What is Low Latency?

A low latency network is a system that executes tasks and returns results in the shortest amount of time possible. Low latency means that any dependent system can run at maximum speed, which increases productivity and improves the user experience.

How is Low Latency Measured?

Latency is the delay between the initiation and completion of a task. No system has zero latency, as there must always be some kind of processing overhead, even if this is only an infinitesimal fraction of a second.

Low latency is, therefore, a qualitative term to some extent. System architects might be willing to accept higher rates of latency in some contexts, but not others. For example, when a user refreshes a web page, they generally won't be able to detect any latency that is substantially less than a second.

In other systems, such as high-speed financial trading systems, a single microsecond could impact the outcome of a deal. These systems have a poor tolerance for latency, so networks must return database results within a fraction of a second.

There are two main ways of measuring latency:

  • Time to First Byte (TTFB): The time elapsed from when the client sends the first byte of a request to the moment the server receives it.  
  • Round Trip Time (RTT): The total journey time for a packet to travel to the server and then back to the client. 

Many engineers will judge latency by benchmarking, which means comparing their system against similar systems. A benchmarking test can involve comparisons of millions of queries. The effective latency rate is the difference in TTFB or RTT between systems. Low latency means that the effective latency rate is below or at the level required.  

What Hinders Low Latency?

Latency can increase at any point during the execution of a task. For example, consider an application that sends a query to a database. The database processes the query and returns some results. As these two systems communicate, latency can creep in for a number of reasons:

  • Poor configuration: The initial request might not have the correct configuration. The sender could have structured their query badly or made a mistake with their credentials. A non-fatal error will result in greater latency.
  • Network traffic: On busy networks, packets take a longer time to reach their destination. This can happen if there is a surge in network traffic, if the network that doesn't have sufficient bandwidth, or if the network infrastructure isn't configured correctly.
  • Resource availability: If the server is busy, it will take some time to deal with incoming queries. A database query, like that mentioned in the above example, will have to wait until the server can allocate processing resources.
  • Processing overhead: Complex queries take longer to execute. Query complexity is a function of the quality of the underlying data, so queries will run faster on data that has passed through a cleansing and integration process. Data repositories such as data warehouses tend to return results faster, as they do not need to pre-process data before returning results.
  • Outages: In some instances, an infrastructure component may be unavailable. This may be a cloud service that is offline, an on-premise system that has crashed, or a network failure.
  • Security: Data security is non-negotiable, but it can create some latency overheads. The right configurations and software can minimize the additional latency associated with essential security measures.  

Any of these factors can increase latency. If the overall delay is below benchmarking targets, then the network is low latency.

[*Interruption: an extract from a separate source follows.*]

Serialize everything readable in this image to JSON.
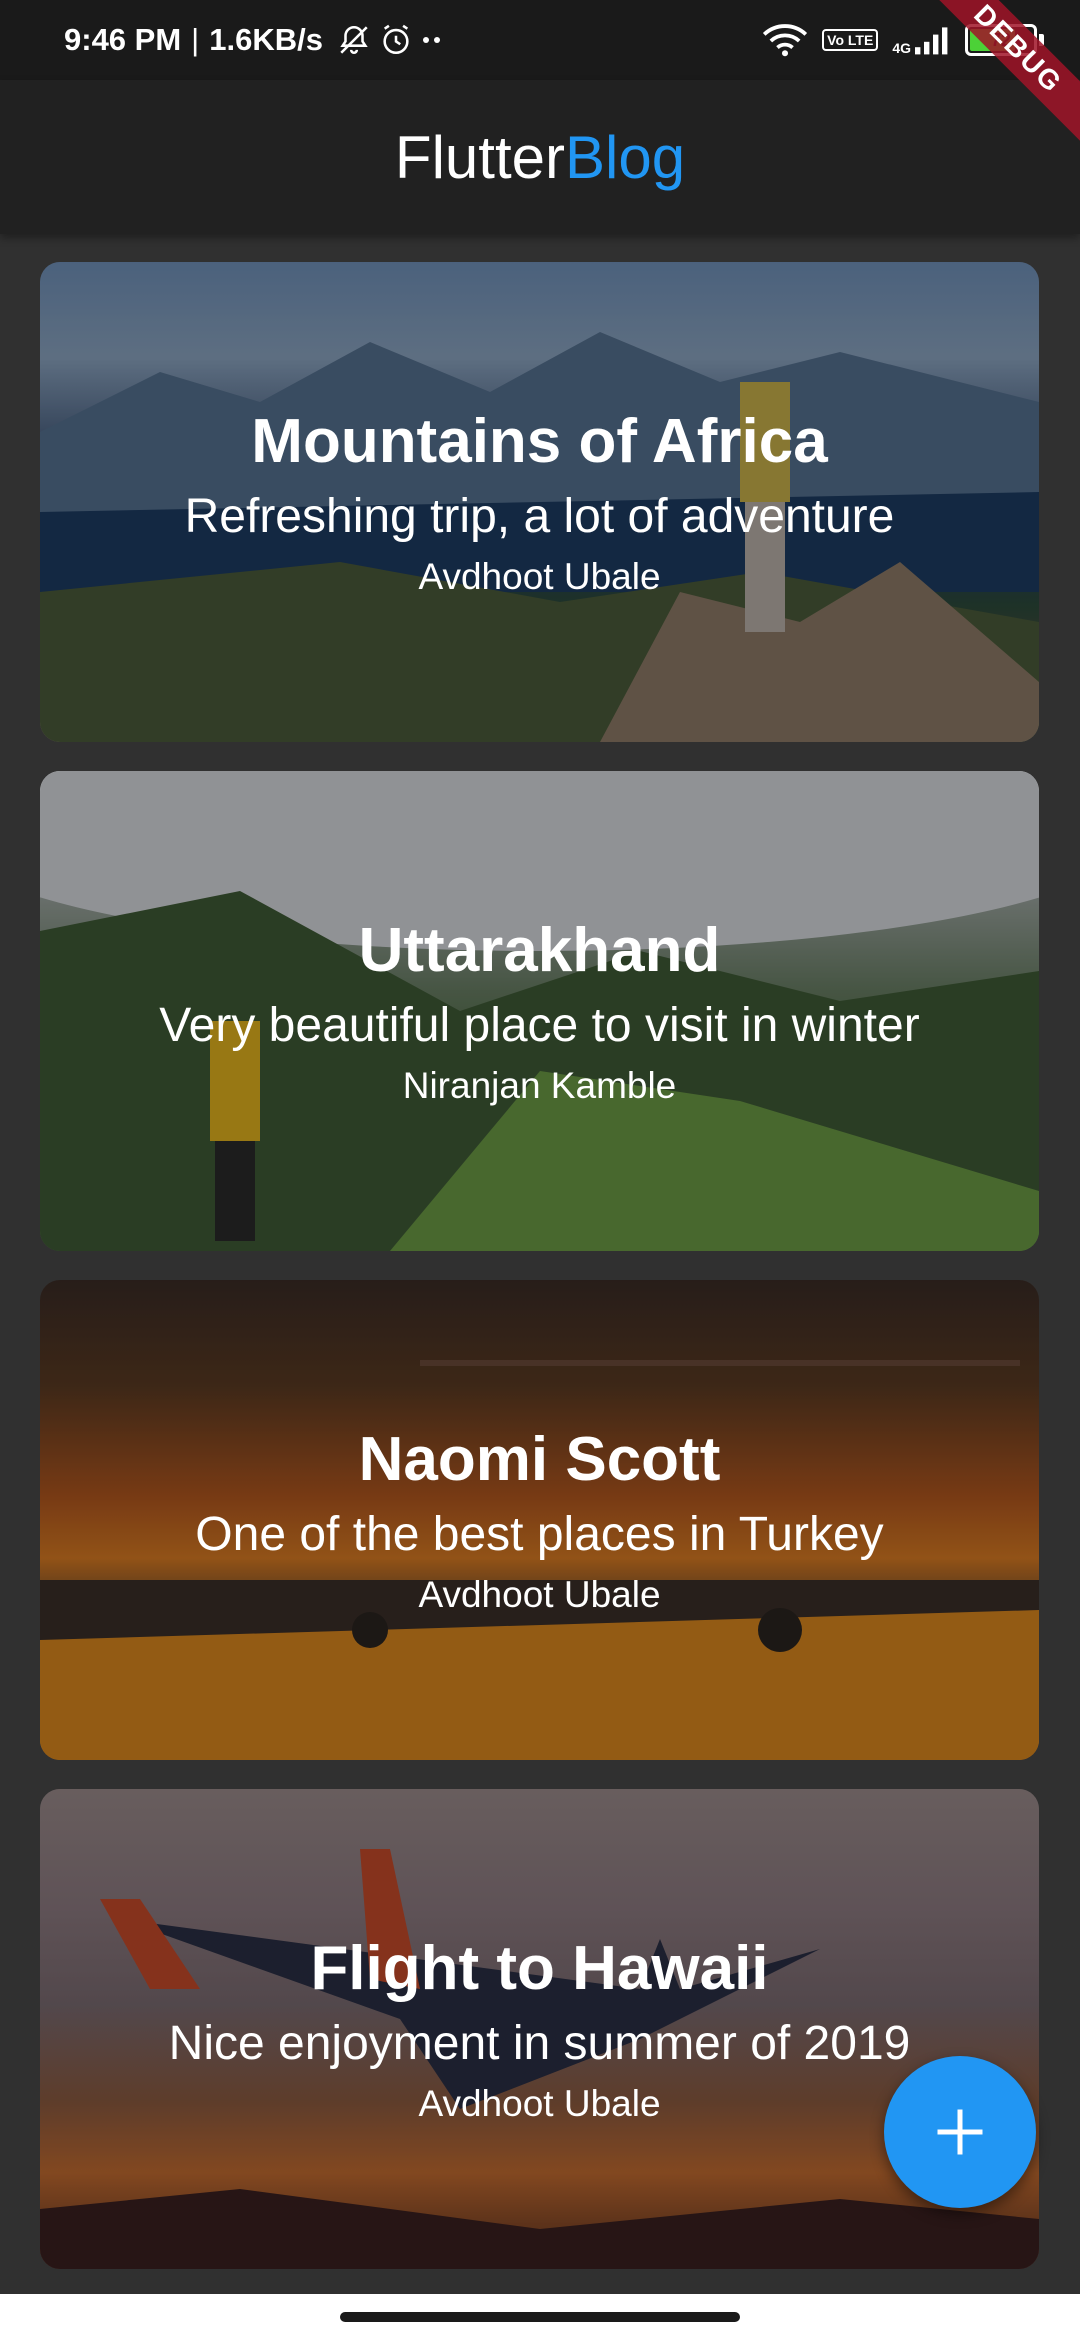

Otherwise, the organization may need to consider ways to reduce latency. 

How Can Data Repositories Achieve Low Latency?

Low latency is often the result of good decisions about network architecture, IT infrastructure, and data governance policy. There's no one single technique that guarantees low latency. Instead, organizations try to get the fundamentals right, such as:

Store Data in the Right Place

Data should be close to the processes that rely on this data. This may not mean physical location (although geography can increase latency) but rather in terms of networks. For example, if an external data request has to pass through some additional layers of security, this can increase latency.

Integrate Data into a Single Source

The way to reduce overall latency is to combine tasks where possible. For database tasks, this means integrating multiple sources into a single repository. With data in a single source, a single query can yield detailed results. This leads to a faster overall processing time that querying multiple sources.

Pre-Process Data Where Possible

Big Data platforms such as Hadoop and Spark have sophisticated tools that can navigate massive unstructured data repositories in a short time. However, this can be slower than working with a database that has been properly transformed and integrated. Transformed data is in a unified schema, and any queries will execute faster than they might on disparate schemas.

Ensure that the Network is Fit for Purpose

Network latency is one of the major factors in overall system latency. Often, this may be a network engineering issue that requires a reconfiguration of the network to allocate resources dynamically. In an enterprise setting, consistent latency may be justification for a substantial network upgrade.  

Choose Wisely between Cloud and On-Premise Systems

On-premise systems are not inherently faster than their cloud equivalents. While on-premise systems have some obvious advantages, such as a shorter network journey for data, there are other factors that can impact latency. Cloud servers, for example, often have better underlying hardware than on-premise systems, which means faster processing teams. This contributes to overall low latency rates.

Benchmarking is essential when comparing options, as trade-offs between different factors may ultimately result in low latency.